C. Electroporation of the plasmid PCR products into strain MG1655 + pKD46
With the sequences verified, we created PCR products of pMP1-1 and pMP1-2 to electroporate into a strain expressing the phage λ Red recombination proteins, MG1655 + pDK46. This was done using the New England Bio Labs Phusion Polymerase Kit. In order to increase DNA concentration, we performed duplicate PCRs and combined them before purification with the Qiagen PCR Purification Kit. We ran an agarose gel to confirm the PCR products were the right length and then determined the oligonucleotide concentration by Nano-drop. Next, we electroporated the PCR Activity units products into MG1655 + pKD46. Then, we plated 0.5 mL of the culture onto LB plates with kanamycin at 37°C. When there was no growth, we plated the remaining 0.5 mL after 24 hours of rest at room temperature. Colonies were obtained on both pMP1-1 and pMP1-2 samples.

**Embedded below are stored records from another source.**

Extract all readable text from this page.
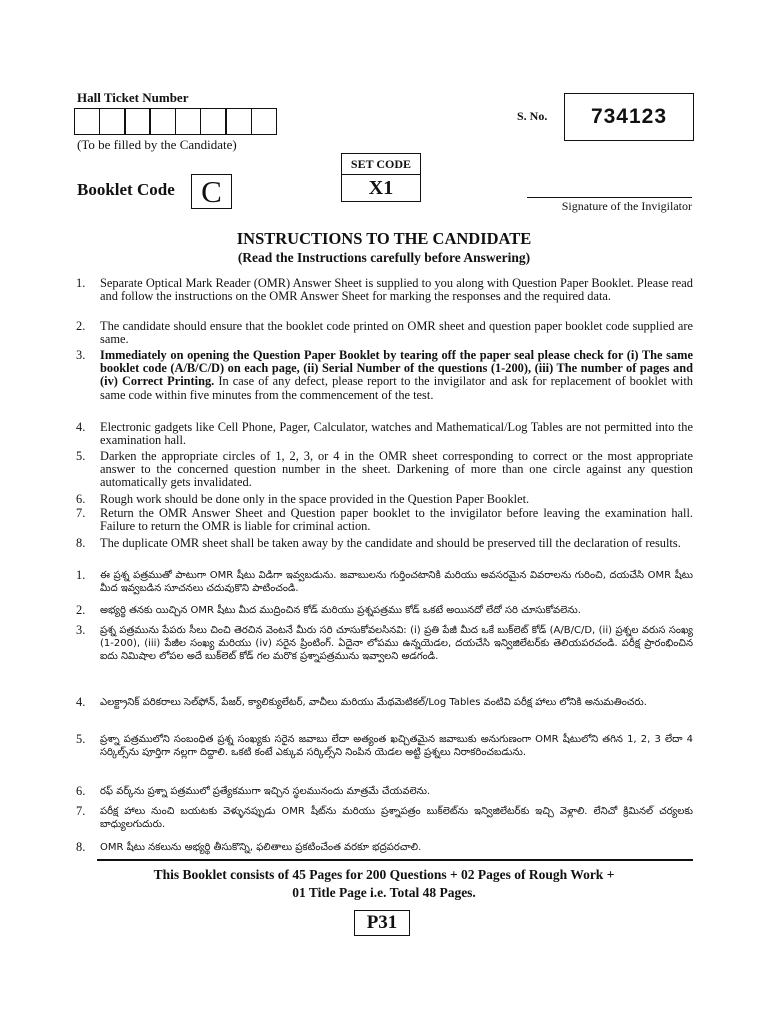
Hall Ticket Number
(To be filled by the Candidate)
S. No. 734123
SET CODE
X1
Booklet Code C	Signature of the Invigilator
INSTRUCTIONS TO THE CANDIDATE
(Read the Instructions carefully before Answering)
1. Separate Optical Mark Reader (OMR) Answer Sheet is supplied to you along with Question Paper Booklet. Please read and follow the instructions on the OMR Answer Sheet for marking the responses and the required data.
2. The candidate should ensure that the booklet code printed on OMR sheet and question paper booklet code supplied are same.
3. Immediately on opening the Question Paper Booklet by tearing off the paper seal please check for (i) The same booklet code (A/B/C/D) on each page, (ii) Serial Number of the questions (1-200), (iii) The number of pages and (iv) Correct Printing. In case of any defect, please report to the invigilator and ask for replacement of booklet with same code within five minutes from the commencement of the test.
4. Electronic gadgets like Cell Phone, Pager, Calculator, watches and Mathematical/Log Tables are not permitted into the examination hall.
5. Darken the appropriate circles of 1, 2, 3, or 4 in the OMR sheet corresponding to correct or the most appropriate answer to the concerned question number in the sheet. Darkening of more than one circle against any question automatically gets invalidated.
6. Rough work should be done only in the space provided in the Question Paper Booklet.
7. Return the OMR Answer Sheet and Question paper booklet to the invigilator before leaving the examination hall. Failure to return the OMR is liable for criminal action.
8. The duplicate OMR sheet shall be taken away by the candidate and should be preserved till the declaration of results.
1. ఈ ప్రశ్న పత్రముతో పాటుగా OMR షీటు విడిగా ఇవ్వబడును. జవాబులను గుర్తించటానికి మరియు అవసరమైన వివరాలను గురించి, దయచేసి OMR షీటు మీద ఇవ్వబడిన సూచనలు చదువుకొని పాటించండి.
2. అభ్యర్థి తనకు యిచ్చిన OMR షీటు మీద ముద్రించిన కోడ్ మరియు ప్రశ్నపత్రము కోడ్ ఒకటే అయినదో లేదో సరి చూసుకోవలెను.
3. ప్రశ్న పత్రమును పేపరు సీలు చించి తెరచిన వెంటనే మీరు సరి చూసుకోవలసినవి: (i) ప్రతి పేజీ మీద ఒకే బుక్‌లెట్ కోడ్ (A/B/C/D, (ii) ప్రశ్నల వరుస సంఖ్య (1-200), (iii) పేజీల సంఖ్య మరియు (iv) సరైన ప్రింటింగ్. ఏదైనా లోపము ఉన్నయెడల, దయచేసి ఇన్విజిలేటర్‌కు తెలియపరచండి. పరీక్ష ప్రారంభించిన ఐదు నిమిషాల లోపల అదే బుక్‌లెట్ కోడ్ గల మరొక ప్రశ్నాపత్రమును ఇవ్వాలని అడగండి.
4. ఎలక్ట్రానిక్ పరికరాలు సెల్‌ఫోన్, పేజర్, క్యాలిక్యులేటర్, వాచీలు మరియు మేథమెటికల్/Log Tables వంటివి పరీక్ష హాలు లోనికి అనుమతించరు.
5. ప్రశ్నా పత్రములోని సంబంధిత ప్రశ్న సంఖ్యకు సరైన జవాబు లేదా అత్యంత ఖచ్చితమైన జవాబుకు అనుగుణంగా OMR షీటులోని తగిన 1, 2, 3 లేదా 4 సర్కిల్స్‌ను పూర్తిగా నల్లగా దిద్దాలి. ఒకటి కంటే ఎక్కువ సర్కిల్స్‌ని నింపిన యెడల అట్టి ప్రశ్నలు నిరాకరించబడును.
6. రఫ్ వర్క్‌ను ప్రశ్నా పత్రములో ప్రత్యేకముగా ఇచ్చిన స్థలమునందు మాత్రమే చేయవలెను.
7. పరీక్ష హాలు నుంచి బయటకు వెళ్ళునప్పుడు OMR షీట్‌ను మరియు ప్రశ్నాపత్రం బుక్‌లెట్‌ను ఇన్విజిలేటర్‌కు ఇచ్చి వెళ్లాలి. లేనిచో క్రిమినల్ చర్యలకు బాధ్యులగుదురు.
8. OMR షీటు నకలును అభ్యర్థి తీసుకొన్ని, ఫలితాలు ప్రకటించేంత వరకూ భద్రపరచాలి.
This Booklet consists of 45 Pages for 200 Questions + 02 Pages of Rough Work +
01 Title Page i.e. Total 48 Pages.
P31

D. Whole-colony PCR verification and Removal of the Kanamycin resistance gene
In order to confirm that our PCR products had been incorporated into the MG1655 genome, one colony from pMP1-1 and pMP1-2 was streaked for isolation on LB/Kan plates and grown at 42°C to remove pKD46 (a temperature-sensitive plasmid). Then, whole-colony PCR was completed with two primers, lacfor and k1, to generate a 700 base pair band and verify the presence of the DNA insert. Both pMP1-1 and pMP1-2 showed positive PCR tests, so overnight cultures with kanamycin in 5 mL LB were set up with a colony from each strain and used to make competent cells. We transformed each strain with pCP20, a temperature sensitive plasmid expressing the FLP recombinase system, to remove the Kmr cassette. We plated transformed cells onto LB plates with ampicillin and incubated them for ~24 hours at 30°C. Five colonies were selected from each strain, streaked for isolation on LB plates, and grown overnight at 42°C to remove pCP20. One colony from each plate was patched onto LB, LB/Kan, and LB/Amp plates and incubated overnight at 37°C.

E. β-galactosidase assays
One colony from each strain that simultaneously lost Kan and Amp resistance (i.e., removal of the antibiotic cassette and loss of pCP20) was used to grow overnight cultures for β-galactosidase assays. We grew six cultures of each strain as well as six overnight cultures of MG1655, the wild type. IPTG, a gratuitous inducer of the native β-galactosidase promoter, was added to half of the cultures before incubation. Cultures were assayed for β-galactosidase activity, which indirectly shows the activity of each promoter by measuring how much β-galactosidase was expressed.

III. Results

Our results are summarized in Fig. 1. Expression of β-galactosidase with the promoter from pMP1- 2 (red) was independent of IPTG, but expression for the pMP1-1 promoter (blue) was almost identical to wild type. Wild type (green) responded as expected, increasing β- galactosidase more than 60-fold with addition of IPTG.

IV. Discussion

First, the independence of pMP1-2 from IPTG is evidence that we successfully swapped the native β-galactosidase promoter with our synthetic promoter. This trend was confirmed in three consecutive β-galactosidase assays. However, the low expression level of pMP1-2 contradicts our hypothesis that a standard synthetic promoter would have high basal expression levels. Regarding pMP1-1, it behaved almost identically to the wild type with IPTG addition, which suggests that the native promoter was in fact not switched. It is unclear how mPM1-1 had a positive PCR test if the native promoter was not switched.

V. Conclusion

Though we were only able to make one of the eight proposed plasmids, our work paved the way for other researchers in Dr. McCleary’s lab to continue the project. We found it is difficult to predict promoter strength based only on the nucleotide sequence, so future projects will likely include mutagenesis of pMP1-2 to select for varying levels of expression. Depending on the outcome, this project could lead to a publication and a patent on the plasmids. Further, future experiments using our template plasmids could lead to important discoveries in bacterial physiology and biotechnology.